Simon Stevin. De la vie civile 1590


La croisée des chemins



Simon Stevin. De la vie civile, 1950

Of the writing of the great engineer and mathematician Simon Stevin (Bruges 1548 - The Hague? 1620), it is predominantly his scientific work, striking for its diversity and intention to serve as practical handbooks, which has survived the passage of time. His numerous works, almost all in Dutch, cover areas as diverse as arithmetic and navigation, including computing tables of interest and writing a dialectic designed to enrich the terminology of logic in Flemish. Simon Stevin wrote his Mathematical Memoirs for Prince Maurice of Nassau whom he served for almost thirty years as quartermaster-general of the army of the States-General.
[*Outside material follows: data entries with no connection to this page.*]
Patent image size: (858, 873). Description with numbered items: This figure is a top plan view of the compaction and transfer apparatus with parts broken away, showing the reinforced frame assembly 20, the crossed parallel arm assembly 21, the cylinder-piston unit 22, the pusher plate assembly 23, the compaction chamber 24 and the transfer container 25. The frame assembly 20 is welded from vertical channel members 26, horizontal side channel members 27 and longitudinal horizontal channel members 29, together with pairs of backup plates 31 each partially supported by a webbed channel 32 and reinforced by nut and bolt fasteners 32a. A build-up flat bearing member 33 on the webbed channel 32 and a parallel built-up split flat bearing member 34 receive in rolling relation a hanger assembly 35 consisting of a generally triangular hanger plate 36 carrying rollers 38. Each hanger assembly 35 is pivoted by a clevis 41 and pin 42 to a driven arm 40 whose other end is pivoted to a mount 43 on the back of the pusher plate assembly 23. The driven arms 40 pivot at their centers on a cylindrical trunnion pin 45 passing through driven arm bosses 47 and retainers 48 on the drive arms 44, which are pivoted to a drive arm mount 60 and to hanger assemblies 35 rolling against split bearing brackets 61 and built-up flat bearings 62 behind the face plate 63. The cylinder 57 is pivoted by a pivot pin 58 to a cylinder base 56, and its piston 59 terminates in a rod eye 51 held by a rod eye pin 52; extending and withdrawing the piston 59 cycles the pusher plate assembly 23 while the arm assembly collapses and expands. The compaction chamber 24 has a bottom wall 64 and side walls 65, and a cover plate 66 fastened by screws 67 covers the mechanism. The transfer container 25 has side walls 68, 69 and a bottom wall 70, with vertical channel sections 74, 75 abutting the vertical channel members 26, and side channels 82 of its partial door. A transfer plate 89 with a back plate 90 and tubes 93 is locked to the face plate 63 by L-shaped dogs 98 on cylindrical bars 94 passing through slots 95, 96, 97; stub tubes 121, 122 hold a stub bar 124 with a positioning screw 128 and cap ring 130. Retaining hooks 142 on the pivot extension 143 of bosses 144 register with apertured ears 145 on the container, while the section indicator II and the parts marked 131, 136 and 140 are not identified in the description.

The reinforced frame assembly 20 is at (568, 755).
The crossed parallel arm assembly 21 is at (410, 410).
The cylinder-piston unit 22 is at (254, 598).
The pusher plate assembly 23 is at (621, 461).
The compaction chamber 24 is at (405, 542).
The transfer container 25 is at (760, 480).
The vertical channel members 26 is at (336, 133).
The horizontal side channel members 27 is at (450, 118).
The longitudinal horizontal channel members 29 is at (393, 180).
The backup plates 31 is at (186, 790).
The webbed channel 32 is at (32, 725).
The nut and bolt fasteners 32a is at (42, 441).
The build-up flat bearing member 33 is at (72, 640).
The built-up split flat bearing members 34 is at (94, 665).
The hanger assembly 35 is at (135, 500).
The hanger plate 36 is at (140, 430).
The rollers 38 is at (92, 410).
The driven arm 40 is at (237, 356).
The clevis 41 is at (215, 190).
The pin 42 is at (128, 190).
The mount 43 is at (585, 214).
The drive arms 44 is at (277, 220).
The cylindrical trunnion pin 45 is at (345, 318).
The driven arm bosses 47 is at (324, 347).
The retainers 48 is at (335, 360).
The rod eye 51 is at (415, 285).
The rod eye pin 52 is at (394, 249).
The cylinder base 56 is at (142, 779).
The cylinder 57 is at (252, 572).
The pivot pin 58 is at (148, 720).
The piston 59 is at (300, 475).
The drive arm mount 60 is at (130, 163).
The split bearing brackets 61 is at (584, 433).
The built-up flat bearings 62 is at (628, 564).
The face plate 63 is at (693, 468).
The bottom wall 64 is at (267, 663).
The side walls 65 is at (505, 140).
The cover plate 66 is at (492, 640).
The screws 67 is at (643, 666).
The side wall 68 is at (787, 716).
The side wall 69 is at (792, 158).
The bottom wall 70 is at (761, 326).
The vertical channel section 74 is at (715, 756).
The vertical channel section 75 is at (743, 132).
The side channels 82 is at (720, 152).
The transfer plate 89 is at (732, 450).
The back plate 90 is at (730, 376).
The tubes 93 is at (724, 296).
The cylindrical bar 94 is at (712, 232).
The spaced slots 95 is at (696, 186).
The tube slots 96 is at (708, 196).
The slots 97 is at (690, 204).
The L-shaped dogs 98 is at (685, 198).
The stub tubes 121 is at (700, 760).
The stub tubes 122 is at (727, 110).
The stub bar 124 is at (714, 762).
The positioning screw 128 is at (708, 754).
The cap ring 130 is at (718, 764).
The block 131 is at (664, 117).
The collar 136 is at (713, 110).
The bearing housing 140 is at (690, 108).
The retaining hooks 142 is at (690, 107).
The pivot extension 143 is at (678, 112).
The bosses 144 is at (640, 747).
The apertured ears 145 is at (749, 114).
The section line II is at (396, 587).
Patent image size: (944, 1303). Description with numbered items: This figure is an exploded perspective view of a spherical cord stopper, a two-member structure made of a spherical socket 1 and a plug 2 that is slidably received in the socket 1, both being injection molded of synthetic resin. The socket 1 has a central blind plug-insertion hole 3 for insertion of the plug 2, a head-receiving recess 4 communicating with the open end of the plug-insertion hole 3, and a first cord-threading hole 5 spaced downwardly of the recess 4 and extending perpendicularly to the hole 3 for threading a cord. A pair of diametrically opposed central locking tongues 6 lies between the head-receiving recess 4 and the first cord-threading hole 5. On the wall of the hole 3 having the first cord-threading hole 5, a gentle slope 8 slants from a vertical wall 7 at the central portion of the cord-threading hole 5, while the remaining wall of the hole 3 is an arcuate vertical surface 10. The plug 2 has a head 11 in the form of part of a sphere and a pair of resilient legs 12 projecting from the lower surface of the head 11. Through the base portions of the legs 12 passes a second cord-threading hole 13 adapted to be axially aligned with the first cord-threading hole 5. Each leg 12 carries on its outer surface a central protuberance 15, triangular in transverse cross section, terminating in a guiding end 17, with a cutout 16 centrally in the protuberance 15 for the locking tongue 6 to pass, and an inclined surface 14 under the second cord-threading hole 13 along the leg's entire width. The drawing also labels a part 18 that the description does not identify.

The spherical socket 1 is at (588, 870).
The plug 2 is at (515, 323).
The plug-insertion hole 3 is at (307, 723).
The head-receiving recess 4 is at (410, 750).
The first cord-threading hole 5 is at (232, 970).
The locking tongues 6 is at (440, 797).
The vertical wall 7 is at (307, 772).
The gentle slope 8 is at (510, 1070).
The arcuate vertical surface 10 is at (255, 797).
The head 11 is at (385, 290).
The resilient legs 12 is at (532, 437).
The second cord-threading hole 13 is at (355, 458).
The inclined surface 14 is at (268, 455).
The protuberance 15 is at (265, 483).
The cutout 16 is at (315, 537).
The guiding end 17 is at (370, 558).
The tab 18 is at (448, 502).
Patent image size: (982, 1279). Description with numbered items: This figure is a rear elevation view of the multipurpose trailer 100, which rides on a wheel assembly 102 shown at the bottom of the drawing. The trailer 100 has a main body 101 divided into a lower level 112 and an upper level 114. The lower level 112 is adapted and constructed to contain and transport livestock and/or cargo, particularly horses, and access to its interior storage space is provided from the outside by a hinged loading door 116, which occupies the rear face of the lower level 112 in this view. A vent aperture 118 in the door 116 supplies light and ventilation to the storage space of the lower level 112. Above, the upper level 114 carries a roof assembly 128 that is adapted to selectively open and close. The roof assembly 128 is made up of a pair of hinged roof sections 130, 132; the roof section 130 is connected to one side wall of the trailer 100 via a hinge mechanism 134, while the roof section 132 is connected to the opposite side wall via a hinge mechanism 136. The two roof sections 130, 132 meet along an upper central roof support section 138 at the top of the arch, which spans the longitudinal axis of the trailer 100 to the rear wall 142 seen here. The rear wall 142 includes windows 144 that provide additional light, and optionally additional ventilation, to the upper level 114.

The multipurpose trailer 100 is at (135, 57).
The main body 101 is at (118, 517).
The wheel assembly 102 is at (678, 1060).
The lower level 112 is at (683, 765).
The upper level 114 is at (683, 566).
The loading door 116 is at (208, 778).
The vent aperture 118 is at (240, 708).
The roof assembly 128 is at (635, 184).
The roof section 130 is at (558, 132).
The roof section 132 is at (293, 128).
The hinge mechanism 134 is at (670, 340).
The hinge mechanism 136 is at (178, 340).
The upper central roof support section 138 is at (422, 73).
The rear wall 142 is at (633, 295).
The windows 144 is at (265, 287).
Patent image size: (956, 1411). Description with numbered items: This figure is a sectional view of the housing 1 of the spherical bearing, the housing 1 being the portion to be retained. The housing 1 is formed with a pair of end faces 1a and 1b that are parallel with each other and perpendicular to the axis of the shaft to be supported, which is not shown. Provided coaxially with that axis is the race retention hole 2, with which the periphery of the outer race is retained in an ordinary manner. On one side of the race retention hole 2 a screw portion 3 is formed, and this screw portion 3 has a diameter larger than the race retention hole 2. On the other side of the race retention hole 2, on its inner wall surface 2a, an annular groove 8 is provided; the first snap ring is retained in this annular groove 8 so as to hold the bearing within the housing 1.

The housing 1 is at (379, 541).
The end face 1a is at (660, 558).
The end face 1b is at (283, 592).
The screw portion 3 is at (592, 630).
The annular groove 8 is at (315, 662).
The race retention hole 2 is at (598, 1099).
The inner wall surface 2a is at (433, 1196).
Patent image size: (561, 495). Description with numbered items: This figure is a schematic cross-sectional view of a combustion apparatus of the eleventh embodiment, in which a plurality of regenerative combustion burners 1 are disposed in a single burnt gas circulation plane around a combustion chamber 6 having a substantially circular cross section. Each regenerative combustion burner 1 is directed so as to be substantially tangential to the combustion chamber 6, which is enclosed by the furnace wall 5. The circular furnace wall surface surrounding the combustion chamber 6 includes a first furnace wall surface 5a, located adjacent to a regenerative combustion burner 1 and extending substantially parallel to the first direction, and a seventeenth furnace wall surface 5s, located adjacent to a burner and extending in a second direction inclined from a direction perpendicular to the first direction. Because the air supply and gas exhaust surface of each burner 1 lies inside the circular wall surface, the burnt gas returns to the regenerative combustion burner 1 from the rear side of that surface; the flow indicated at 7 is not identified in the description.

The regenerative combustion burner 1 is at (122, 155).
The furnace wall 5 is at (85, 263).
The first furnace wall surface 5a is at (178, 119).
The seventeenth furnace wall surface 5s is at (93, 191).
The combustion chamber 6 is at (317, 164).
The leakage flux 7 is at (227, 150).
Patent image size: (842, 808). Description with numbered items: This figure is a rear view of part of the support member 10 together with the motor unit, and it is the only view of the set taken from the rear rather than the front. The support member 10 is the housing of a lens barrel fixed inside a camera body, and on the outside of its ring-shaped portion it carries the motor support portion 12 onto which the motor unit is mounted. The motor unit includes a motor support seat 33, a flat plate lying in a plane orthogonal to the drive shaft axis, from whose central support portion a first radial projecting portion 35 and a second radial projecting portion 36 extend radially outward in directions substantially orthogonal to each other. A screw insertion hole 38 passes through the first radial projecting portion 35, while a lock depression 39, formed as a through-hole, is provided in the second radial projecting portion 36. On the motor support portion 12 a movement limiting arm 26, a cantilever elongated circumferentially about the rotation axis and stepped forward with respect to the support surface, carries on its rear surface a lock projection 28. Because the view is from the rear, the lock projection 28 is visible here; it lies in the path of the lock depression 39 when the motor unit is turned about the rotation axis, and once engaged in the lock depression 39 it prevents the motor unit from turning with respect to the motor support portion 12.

This ample body of work includes a short text, the Vita politica. Het burgherlick leven, which is surprising both on account of its subject matter and the way in which it is handled. The work, although strongly influenced by the circumstances of the time, is a kind of "artwork in miniature" of political life and offers the unique case of an engineer's thoughts on citizenship at the end of the 16th century. His success did not wane at all during the17th century, the work being reissued no fewer than five times. Here, translated into French for the first time, the Vita politica. Het burgherlick leven includes a series of studies, each of which covers a major aspect of Stevin's work, which explain the intellectual and historical context in which this treatise on civilian life was written.